Intervention en autisme

Deux approches pour les enfants autistes

Différents courants s’affrontent quand vient le temps de parler d’intervention auprès des enfants autistes. Au Québec, les partisans de l’intervention comportementale intensive (ICI) et les défenseurs d’approches alternatives militent fortement pour faire valoir leur point de vue. Explications

L’ICI à tout prix

Dans un avis publié en 2014 sur « l’efficacité des interventions de réadaptation pour les enfants autistes », des chercheurs mandatés par l’INESSS concluaient que le « nombre insuffisant d’études disponibles et leur qualité généralement faible ne permettent pas de se prononcer avec certitude sur l’efficacité des interventions ». Dans le même rapport, les chercheurs estimaient tout de même que l’ICI devait demeurer « l’intervention privilégiée pour les enfants d’âge préscolaire, compte tenu de ses effets sur le fonctionnement cognitif, le langage et les comportements adaptatifs ».
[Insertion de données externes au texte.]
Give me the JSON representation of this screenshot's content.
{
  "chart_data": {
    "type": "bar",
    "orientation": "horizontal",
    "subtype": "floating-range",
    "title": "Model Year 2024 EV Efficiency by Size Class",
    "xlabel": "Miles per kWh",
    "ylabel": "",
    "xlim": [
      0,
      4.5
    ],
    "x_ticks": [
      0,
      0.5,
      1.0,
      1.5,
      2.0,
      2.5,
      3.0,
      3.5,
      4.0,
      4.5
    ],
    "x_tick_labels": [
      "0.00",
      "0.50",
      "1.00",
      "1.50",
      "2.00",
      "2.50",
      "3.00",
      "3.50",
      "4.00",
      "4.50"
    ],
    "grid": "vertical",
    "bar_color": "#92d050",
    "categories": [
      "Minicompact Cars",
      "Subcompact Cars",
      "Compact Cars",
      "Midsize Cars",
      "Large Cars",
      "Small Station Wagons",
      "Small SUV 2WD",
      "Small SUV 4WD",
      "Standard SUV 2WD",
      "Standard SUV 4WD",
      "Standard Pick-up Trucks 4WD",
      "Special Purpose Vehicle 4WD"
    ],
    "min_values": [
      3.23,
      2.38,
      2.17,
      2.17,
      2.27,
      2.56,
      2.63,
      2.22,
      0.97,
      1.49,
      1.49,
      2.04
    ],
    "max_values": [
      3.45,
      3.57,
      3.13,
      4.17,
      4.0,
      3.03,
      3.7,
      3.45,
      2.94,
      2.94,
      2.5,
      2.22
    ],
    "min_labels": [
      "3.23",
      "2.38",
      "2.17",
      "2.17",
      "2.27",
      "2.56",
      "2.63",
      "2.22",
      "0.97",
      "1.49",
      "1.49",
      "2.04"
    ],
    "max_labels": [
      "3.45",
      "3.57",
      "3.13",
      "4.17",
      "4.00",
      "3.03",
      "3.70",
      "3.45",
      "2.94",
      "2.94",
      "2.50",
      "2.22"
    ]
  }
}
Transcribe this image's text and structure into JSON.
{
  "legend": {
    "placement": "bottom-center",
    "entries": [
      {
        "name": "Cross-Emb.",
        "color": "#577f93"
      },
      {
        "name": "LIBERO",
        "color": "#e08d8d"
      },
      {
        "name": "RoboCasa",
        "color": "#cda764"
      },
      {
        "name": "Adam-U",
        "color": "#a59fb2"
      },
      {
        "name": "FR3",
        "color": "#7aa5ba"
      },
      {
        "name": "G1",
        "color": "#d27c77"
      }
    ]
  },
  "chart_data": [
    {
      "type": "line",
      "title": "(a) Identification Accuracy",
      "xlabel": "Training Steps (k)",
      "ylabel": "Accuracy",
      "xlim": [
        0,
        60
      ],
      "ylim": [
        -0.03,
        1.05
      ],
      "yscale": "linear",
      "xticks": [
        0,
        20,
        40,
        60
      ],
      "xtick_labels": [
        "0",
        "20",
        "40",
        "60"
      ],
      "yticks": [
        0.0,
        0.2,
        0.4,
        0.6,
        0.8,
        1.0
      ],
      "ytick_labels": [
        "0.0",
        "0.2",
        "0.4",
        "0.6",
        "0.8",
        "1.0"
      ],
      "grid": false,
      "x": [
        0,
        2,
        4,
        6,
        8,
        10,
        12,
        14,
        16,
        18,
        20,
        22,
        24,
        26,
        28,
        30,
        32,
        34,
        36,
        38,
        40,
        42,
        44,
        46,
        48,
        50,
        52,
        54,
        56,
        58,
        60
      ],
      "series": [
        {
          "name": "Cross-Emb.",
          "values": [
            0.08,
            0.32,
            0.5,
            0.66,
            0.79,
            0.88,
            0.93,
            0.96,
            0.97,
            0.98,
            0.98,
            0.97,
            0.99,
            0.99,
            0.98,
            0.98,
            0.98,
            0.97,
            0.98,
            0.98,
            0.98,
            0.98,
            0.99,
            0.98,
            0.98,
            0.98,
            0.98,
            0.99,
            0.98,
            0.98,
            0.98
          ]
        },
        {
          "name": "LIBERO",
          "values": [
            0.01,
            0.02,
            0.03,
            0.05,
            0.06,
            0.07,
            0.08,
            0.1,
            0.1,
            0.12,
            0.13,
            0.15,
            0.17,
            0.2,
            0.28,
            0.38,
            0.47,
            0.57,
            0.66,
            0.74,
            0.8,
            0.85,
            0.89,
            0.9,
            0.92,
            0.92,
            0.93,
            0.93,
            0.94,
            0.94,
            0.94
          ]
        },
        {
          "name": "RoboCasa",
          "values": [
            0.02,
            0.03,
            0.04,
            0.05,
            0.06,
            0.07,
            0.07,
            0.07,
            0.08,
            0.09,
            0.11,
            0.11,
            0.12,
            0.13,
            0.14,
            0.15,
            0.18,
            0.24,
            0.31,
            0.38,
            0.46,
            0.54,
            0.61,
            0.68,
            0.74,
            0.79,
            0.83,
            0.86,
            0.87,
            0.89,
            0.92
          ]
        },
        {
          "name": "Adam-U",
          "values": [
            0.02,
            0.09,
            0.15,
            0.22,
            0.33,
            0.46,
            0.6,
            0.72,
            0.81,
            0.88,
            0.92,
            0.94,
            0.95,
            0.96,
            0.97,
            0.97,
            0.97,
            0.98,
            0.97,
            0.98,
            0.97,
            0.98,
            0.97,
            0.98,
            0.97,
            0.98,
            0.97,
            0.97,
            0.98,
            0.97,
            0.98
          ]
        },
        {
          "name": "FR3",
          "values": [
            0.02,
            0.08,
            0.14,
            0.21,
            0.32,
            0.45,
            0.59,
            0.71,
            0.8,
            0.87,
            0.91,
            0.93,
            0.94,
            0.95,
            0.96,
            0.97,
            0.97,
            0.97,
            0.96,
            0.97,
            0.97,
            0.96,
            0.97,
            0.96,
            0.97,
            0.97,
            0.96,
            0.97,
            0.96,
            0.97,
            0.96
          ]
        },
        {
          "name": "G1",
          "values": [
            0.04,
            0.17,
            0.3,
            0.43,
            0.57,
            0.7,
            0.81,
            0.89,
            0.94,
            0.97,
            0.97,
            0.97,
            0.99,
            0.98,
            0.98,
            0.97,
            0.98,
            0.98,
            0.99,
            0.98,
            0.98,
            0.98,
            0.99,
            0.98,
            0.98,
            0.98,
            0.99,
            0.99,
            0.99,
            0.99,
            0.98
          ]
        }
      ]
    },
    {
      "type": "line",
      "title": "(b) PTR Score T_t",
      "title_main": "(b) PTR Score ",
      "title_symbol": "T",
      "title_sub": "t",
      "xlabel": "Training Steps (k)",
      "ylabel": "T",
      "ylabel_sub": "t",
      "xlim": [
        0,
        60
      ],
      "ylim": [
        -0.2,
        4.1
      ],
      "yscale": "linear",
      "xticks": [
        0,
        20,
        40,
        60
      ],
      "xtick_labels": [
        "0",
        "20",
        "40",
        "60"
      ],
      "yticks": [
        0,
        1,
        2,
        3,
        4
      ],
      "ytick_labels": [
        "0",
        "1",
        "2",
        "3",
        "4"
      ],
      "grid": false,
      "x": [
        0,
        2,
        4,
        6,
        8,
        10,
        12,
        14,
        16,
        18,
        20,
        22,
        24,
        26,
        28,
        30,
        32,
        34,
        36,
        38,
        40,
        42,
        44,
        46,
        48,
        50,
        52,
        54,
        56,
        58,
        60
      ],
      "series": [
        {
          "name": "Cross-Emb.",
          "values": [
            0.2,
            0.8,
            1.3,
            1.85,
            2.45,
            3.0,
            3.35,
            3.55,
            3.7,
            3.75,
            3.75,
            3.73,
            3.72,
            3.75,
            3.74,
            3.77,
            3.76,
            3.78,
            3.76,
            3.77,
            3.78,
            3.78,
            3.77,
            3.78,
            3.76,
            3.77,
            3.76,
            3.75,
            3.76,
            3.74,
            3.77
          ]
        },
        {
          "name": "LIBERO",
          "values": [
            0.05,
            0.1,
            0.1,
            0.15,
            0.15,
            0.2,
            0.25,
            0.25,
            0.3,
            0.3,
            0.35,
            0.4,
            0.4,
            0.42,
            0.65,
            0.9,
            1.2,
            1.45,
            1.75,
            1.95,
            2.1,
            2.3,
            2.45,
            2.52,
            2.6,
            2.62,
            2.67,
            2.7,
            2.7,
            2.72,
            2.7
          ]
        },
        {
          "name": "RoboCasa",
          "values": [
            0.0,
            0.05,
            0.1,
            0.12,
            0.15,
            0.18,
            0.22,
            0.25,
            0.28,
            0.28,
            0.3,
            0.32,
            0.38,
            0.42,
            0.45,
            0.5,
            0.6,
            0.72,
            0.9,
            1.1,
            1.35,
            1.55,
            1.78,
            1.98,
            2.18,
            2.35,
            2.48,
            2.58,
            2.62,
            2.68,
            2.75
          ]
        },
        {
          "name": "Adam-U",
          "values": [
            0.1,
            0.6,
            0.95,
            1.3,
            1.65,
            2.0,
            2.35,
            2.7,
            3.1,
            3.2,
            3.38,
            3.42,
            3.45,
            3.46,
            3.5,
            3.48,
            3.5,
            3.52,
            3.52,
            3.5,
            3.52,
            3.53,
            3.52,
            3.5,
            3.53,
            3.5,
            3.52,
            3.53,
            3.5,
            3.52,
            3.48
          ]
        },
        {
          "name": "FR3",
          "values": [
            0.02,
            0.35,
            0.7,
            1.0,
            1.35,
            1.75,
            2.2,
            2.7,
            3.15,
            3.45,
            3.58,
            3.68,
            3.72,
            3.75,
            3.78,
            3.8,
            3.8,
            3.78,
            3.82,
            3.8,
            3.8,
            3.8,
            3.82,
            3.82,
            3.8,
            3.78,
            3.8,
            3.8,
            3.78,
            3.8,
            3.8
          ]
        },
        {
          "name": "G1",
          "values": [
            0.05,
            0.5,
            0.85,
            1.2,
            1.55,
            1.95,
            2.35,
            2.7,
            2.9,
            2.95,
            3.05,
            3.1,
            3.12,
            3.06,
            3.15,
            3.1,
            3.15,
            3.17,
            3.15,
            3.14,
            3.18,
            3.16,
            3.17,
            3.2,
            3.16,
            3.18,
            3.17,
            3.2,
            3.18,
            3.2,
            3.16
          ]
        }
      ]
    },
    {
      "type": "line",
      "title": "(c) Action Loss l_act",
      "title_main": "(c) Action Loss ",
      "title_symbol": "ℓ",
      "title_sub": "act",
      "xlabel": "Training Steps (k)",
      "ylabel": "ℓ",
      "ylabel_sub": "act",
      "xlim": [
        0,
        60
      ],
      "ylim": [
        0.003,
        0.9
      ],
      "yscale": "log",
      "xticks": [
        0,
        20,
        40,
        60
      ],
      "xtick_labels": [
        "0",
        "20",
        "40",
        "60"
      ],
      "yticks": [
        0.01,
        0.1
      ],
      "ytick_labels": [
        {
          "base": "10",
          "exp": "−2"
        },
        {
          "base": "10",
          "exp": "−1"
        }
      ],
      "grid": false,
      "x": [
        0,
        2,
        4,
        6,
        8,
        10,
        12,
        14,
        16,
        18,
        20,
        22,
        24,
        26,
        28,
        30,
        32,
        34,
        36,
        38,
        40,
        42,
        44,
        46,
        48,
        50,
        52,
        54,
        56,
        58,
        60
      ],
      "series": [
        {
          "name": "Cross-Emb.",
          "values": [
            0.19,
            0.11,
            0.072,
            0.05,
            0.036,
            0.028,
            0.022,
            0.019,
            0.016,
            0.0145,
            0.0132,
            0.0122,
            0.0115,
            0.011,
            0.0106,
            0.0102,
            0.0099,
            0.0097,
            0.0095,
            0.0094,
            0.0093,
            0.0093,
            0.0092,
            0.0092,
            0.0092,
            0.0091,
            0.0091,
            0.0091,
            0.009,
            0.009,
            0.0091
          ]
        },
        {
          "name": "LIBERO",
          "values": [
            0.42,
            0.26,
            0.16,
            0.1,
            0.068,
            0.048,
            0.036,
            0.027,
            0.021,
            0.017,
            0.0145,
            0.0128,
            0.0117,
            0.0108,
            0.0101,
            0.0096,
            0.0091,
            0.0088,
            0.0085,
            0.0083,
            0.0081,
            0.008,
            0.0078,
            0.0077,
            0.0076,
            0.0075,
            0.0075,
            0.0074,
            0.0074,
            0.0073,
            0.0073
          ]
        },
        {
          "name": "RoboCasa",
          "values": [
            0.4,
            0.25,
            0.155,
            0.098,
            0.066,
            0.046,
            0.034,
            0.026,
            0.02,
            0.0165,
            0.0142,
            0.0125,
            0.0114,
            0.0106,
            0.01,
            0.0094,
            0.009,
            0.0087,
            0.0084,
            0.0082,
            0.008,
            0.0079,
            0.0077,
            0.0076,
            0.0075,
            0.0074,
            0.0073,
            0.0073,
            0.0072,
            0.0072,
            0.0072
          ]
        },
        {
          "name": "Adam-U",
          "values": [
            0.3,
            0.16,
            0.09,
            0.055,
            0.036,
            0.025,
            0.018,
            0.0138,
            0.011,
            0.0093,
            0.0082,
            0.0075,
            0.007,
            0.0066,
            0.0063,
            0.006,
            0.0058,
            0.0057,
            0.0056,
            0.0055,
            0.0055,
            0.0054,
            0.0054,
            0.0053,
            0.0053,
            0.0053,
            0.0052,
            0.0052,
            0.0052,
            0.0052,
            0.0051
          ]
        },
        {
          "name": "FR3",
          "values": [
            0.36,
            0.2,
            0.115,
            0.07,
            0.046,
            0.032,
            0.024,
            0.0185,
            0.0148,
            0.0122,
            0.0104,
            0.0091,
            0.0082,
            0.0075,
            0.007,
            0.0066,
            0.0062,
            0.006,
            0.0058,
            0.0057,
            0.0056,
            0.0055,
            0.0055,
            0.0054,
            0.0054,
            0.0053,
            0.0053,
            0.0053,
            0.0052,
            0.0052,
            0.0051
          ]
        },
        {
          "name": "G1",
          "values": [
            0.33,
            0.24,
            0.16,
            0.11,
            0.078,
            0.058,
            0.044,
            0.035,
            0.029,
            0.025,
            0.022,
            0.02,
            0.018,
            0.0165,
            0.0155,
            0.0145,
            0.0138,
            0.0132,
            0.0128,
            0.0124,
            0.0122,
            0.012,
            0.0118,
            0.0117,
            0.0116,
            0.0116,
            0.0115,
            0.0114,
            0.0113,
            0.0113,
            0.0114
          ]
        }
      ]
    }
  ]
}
La psychologue Sylvie Bernard explique que l’étude de l’INESSS a évalué l’efficacité de l’ICI chez les enfants de 2 à 12 ans. Or, ces traitements « sont nettement plus efficaces chez les 2 à 5 ans ». D’où la recommandation de l’INESSS de poursuivre l’ICI intensif chez les jeunes de cet âge, explique la psychologue.

Mme Bernard affirme que l’ICI demeure « l’approche la plus appuyée scientifiquement » pour soutenir le développement des enfants autistes. 

Elle ajoute que, selon les recherches les plus optimistes, l’ICI réalisée de façon optimale permet de diminuer les troubles de comportement, les retards de développement, et éventuellement d’intégrer un jeune au cheminement régulier pour 47 % des enfants autistes.

Il est vrai que l’ICI « ne permet pas à tous les enfants de devenir verbaux et d’intégrer une classe régulière », dit-elle. Mais « tous les enfants progressent en ICI » selon elle. « Certains enfants ne feront plus de crise. Vont manger seul. Communiquer de façon non verbale. Lire, écrire… Même si, pour certains, le progrès peut parfois sembler faible, pour les familles, le changement est souvent important. Si l’ICI permet à une mère de ne pas arrêter de travailler, permet d’éviter la dépression et l’anxiété chez la fratrie… ce n’est pas rien », souligne Mme Bernard, tout en citant l’exemple de nombreuses familles que l’ICI a aidées au fil des ans.

À environ 30 000 $ par an, une intervention comportementale intensive de 20 heures par semaine est certes coûteuse. Mais pour Mme Bernard, il a été prouvé qu’il en coûte beaucoup plus cher pour une société de ne pas intervenir précocement auprès de ses enfants autistes.

L’autre approche

Psychiatre et titulaire de la Chaire de recherche Marcel et Rolande Gosselin en neurosciences cognitives fondamentales et appliquées du spectre autistique de l’Université de Montréal, Laurent Mottron affirme pour sa part que les études publiées jusqu’à maintenant sur l’efficacité réelle de l’ICI sont de piètre qualité et remontent à plusieurs années. Le Dr Mottron assure qu’aucun consensus scientifique n’a jamais existé sur l’efficacité réelle de l’ICI et qu’il n’a pas été prouvé, par exemple, que 20 heures d’intervention comportementale intensive par semaine sont plus efficaces que 10.

Le Dr Mottron explique que lors du Forum sur l’autisme de février 2016, les participants ont voté à 63 % pour que le gouvernement donne la préférence à « documenter et proposer d’autres approches, basées sur les meilleures pratiques, afin de diversifier l’offre de services spécialisés » en autisme, plutôt que « d’améliorer l’accès et s’assurer de la qualité de l’intervention comportementale intensive (ICI) ». Pour lui, les participants, dont plusieurs adultes autistes, ont décidé de « tourner la page » sur la décision de 2003 du gouvernement de recommander l’ICI faite directement avec l’enfant.

Le Dr Mottron ajoute qu’en 2016, la revue The Lancet a publié une étude solide démontrant qu’une guidance parentale d’une trentaine d’heures par an, portant sur le support aux interactions sociocommunicatives, pouvait diminuer les signes d’autisme six ans après.

Si les résultats ne sont pas spectaculaires, de l’aveu du Dr Mottron, ils sont « pour une fois réels ».

Le psychiatre est d’ailleurs en train de mettre sur pied un projet-pilote autour de cette guidance parentale. Selon lui, l’argent qui pourrait être économisé par ces interventions, bien moins coûteuses que l’ICI, dit-il, permettrait de dégager des fonds afin de mieux soutenir, par exemple, les adultes autistes, fortement délaissés par le réseau de la santé.